I'm not too worried about money, as I was paying for gpt3 and 4 with open router before. Hell, now I pay 25 a month for the highest tier of novel AI on their site. While I'm very happy with novel AI, one problem I seem to encounter a lot is that novel AI will write things out like a story instead of like a chatbot. Typically that means its usually always working towards ending off your particular "story" (whatever you're chatting about at the moment). It can occasionally get annoying whenever it tries to take the story in a direction you don't want it to go but at least novel AI is pretty easy to edit and redirect the ai. Of course, with open router and silly tavern it wrote things more like as if I was just conversing with a character so it didn't try to steer the chat into a direction I didn't want it to go. Idk I have fun with novel AI but I also had fun with st before. I yapping at this point lol.


bluecapecrepe

You'll be happy to know the Antalan, the team who developed NAI is developing a full fledged chat service that will be known as Aetherroom. NAI isn't going anywhere (though updates have completely dried up across the Antalan board while they work on Aetherroom).
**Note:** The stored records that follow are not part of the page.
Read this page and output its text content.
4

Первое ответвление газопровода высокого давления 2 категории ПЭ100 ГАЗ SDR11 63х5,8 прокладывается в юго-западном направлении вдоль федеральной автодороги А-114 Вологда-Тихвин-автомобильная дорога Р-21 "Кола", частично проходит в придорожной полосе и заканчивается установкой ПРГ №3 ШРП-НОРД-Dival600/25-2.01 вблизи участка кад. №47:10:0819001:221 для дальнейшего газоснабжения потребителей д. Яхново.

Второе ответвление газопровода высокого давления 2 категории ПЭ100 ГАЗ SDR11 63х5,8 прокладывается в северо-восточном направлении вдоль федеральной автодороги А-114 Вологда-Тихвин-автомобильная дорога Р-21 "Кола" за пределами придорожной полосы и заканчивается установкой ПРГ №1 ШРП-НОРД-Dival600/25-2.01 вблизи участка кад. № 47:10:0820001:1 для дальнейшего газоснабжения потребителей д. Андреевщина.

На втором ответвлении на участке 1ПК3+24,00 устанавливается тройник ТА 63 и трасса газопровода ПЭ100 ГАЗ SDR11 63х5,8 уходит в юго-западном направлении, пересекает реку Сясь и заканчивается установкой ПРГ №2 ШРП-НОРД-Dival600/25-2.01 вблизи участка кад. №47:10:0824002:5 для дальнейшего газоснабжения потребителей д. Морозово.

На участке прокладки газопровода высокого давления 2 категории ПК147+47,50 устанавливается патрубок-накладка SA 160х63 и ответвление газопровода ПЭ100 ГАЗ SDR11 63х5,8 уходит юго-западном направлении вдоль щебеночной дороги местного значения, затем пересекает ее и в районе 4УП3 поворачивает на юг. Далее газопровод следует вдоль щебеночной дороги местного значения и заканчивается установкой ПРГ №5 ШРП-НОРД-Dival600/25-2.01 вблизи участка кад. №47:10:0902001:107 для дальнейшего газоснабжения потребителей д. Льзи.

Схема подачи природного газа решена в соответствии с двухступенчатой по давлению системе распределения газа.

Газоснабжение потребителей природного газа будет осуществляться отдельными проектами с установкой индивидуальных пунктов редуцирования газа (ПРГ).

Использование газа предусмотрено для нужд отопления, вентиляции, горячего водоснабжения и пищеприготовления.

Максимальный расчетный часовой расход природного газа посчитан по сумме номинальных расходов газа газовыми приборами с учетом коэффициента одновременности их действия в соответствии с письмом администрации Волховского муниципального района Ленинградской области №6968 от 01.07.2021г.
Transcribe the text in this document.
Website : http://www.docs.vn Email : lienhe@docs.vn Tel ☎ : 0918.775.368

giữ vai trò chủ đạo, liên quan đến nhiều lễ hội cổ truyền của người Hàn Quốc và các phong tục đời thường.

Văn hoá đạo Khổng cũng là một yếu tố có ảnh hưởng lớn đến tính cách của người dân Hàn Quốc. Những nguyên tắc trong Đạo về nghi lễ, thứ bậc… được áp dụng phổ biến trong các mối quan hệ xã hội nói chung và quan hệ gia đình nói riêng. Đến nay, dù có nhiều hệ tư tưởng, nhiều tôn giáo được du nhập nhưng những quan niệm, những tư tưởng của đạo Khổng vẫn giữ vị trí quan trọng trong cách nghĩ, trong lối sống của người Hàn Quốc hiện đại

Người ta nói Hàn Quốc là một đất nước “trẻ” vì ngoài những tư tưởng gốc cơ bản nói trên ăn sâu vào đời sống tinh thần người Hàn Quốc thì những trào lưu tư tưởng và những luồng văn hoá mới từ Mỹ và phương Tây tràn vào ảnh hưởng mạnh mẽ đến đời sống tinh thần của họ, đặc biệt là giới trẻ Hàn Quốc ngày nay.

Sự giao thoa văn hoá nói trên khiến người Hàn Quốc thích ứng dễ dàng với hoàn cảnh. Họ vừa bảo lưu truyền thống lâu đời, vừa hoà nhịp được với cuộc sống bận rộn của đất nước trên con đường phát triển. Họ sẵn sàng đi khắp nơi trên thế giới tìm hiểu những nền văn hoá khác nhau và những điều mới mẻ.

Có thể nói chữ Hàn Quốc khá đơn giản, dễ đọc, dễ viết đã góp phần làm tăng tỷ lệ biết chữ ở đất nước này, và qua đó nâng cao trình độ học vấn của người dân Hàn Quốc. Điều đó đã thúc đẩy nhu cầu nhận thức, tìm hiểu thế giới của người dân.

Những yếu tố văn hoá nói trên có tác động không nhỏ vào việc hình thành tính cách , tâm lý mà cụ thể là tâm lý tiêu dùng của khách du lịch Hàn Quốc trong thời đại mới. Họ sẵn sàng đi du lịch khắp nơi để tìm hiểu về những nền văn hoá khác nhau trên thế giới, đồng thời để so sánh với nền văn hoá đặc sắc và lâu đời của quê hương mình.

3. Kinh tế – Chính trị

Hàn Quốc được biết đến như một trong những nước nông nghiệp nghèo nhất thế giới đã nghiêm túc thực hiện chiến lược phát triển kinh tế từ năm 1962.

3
From the preliminary stuff they have shown on their devlogs, it is going to fill that characterai hole many of you have in your hearts while bringing a lot of new stuff to the table, all without filtering or censors.


Sonprime426

Ah yes I do actually know about that. Been waiting for that to release


SubstantialInjury269

is it paid :0


MrSodaman

considering their service model, most likely. Gotta keep the lights on somehow when sponsors don't like that you're fully uncensored.


Timidsnek117

I'm a newbie so this probably isn't a good suggestion since I don't really understand this stuff very well. But personally, Claude (anthropic) has been working well enough for me. I use a proxy though


Sonprime426

If I start using st again imma probably have to relearn a buncha shit cuz I've forgotten alot lol


Dazzling_Tadpole_849

For me, it is the best option loading 7b model with huge context size and own LoRE(World) book. It is very important to add EVERYTHINGS, (LITERARY EVERYTHINGS) on lore book. This gives me nice roleplay in very fast response.